Hawkeye didn’t move his head, but his eyes shifted toward the young corporal, a dry, defensive mask sliding into place. “Don’t tell me, Radar. They’ve run out of tongue depressors, or General Flagg has finally declared war on the concept of laundry.”
Potter didn’t laugh; his gaze remained fixed on the horizon, where the distant, dull thud of artillery echoed through the valley. “Spit it out, son. What’s the word?”
Radar swallowed hard, his thumb nervously tracing the edge of the clipboard as he looked between the commanding officer and the chief surgeon. “It’s the choppers, sir. They’re bypassing the 8055th entirely because of the fog in the pass. They’re all coming here—and they’ve got an incoming batch from the direct front line.”
The easy silence of the afternoon shattered in an instant, the weight of the upcoming hours settling heavily on the shoulders of the three men standing in the dirt.
Hawkeye shifted his weight off the wooden post, the lazy slouch vanishing as his muscles tightened with a familiar, defensive readiness. “How many, Radar?” he asked, his voice dropping the theatrical edge, replaced by the quiet, sharp tone of a doctor calculating time against blood.

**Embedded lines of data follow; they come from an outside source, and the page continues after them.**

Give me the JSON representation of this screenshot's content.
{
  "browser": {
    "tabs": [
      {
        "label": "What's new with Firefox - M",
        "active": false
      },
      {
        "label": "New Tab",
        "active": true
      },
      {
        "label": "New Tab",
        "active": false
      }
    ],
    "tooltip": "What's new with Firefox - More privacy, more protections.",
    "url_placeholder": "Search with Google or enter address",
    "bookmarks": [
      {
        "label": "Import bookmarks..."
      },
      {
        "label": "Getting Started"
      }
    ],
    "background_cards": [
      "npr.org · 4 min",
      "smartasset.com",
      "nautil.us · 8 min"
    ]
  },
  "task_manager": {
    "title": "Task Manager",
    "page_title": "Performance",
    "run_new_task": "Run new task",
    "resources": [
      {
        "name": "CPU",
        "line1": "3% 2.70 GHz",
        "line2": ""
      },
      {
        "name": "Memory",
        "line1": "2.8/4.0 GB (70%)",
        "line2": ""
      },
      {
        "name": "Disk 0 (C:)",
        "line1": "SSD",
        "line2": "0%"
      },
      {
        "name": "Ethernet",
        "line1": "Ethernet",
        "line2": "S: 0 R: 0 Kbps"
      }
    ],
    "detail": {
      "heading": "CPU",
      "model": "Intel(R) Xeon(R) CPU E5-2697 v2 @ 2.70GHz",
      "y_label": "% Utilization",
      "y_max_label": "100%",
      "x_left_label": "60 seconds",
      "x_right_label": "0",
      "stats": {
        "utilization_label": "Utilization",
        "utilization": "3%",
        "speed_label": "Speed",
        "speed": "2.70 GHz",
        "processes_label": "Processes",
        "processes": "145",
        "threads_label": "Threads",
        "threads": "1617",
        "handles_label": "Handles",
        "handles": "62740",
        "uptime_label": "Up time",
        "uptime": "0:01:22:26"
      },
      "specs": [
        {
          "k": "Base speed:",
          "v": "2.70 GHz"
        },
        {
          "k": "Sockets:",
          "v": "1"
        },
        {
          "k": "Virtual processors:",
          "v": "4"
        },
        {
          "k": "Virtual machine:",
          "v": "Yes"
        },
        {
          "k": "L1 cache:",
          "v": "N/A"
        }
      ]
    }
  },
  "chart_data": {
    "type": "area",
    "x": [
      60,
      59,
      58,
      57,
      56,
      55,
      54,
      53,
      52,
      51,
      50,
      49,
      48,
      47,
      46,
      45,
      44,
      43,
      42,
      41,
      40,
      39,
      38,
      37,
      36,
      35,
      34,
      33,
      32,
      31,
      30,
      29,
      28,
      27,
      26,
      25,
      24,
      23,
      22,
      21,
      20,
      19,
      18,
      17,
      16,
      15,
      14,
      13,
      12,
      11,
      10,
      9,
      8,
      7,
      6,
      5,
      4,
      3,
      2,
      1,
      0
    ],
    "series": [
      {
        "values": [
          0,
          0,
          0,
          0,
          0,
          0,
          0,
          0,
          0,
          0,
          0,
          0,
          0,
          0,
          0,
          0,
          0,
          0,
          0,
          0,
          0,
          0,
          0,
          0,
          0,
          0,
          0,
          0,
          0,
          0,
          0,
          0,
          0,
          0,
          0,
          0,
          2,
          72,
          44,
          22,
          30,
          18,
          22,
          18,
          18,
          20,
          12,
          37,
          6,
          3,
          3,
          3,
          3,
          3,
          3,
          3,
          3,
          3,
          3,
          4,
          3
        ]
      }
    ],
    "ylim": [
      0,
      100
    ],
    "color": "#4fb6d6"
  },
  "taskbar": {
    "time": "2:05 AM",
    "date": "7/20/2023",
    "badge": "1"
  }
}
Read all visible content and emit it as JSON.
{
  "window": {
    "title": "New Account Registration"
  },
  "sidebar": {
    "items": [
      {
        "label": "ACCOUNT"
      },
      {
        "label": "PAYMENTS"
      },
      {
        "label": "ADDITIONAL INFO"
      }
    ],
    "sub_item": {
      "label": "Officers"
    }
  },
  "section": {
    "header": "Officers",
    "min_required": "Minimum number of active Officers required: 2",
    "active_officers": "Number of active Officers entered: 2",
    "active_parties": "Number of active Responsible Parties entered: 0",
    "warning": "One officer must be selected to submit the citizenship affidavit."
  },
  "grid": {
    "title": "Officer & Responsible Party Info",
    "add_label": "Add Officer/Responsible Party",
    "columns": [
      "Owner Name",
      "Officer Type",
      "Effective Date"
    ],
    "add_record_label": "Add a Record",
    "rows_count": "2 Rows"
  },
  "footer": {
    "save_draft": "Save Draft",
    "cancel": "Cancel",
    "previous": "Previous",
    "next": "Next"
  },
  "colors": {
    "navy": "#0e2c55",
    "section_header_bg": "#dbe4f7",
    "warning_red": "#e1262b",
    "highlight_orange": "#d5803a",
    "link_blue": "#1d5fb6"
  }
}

“Twelve rigs, Captain. Maybe more,” Radar said, his eyes wide behind his lenses. “They said the push started at dawn. The triage area is going to be flooded in twenty minutes.”
Colonel Potter closed his eyes for a brief second, breathing in the hot, dusty air, before exhaling a long, steadying breath. “Alright, damn it. Let’s get the lead out.” He turned toward the tents, his voice rising to that commanding bark that kept the 4077th from spinning off its axis. “Radar, alert Major Houlihan. Tell her I want every nurse in pre-op yesterday. Get BJ and Winchester out of the Swamp.”
“Yes, sir!” Radar said, already spinning on his heel, his pen scratching a frantic note on the clipboard as he headed toward the administrative tent.
Hawkeye looked down at his own hands, flexing his fingers out of habit, feeling the phantom ache of the surgical gloves he’d be wearing for the next fourteen hours. He looked at the signpost one more time, his gaze lingering on the arrow pointing toward Seoul, toward the ocean, toward home.
“You alright, Pierce?” Potter asked softly, the gruff commander fading away for a brief moment, replaced by the father who worried about every soul under his roof.
“Just thinking about the plumbing in Maine, Colonel,” Hawkeye said, a small, sad smile touching the corner of his mouth. “And how nice it would be to stand under a shower that doesn’t smell like a diesel generator.”
“We’ll get you back to that shower, Hawk,” Potter said, clapping a heavy, reassuring hand onto the surgeon’s shoulder. “But right now, we’ve got some boys who need to make it home first.”
From the operating tent, Margaret Houlihan emerged, her hair pulled back tightly, snapping orders to a pair of corpsmen who were already lugging fresh litters out to the helipad. Behind her, BJ Hunnicutt stepped out of the Swamp, adjusting his scrub shirt, offering Hawkeye a grim but resolute nod across the compound.
The low, thumping rhythm of incoming choppers began to vibrate through the floor of the valley, a sound that everyone in the camp could feel in their teeth before they heard it with their ears. The dust began to swirl again, kicked up by the spinning blades of the approaching market-wagons of the wounded.
Hawkeye took a deep breath, patted the wooden signpost like an old friend, and stepped away from the dirt road, walking side-by-side with Colonel Potter toward the red cross on the canvas tent.
In a place built on canvas and contradictions, they found the strength to keep going, one heartbeat at a time.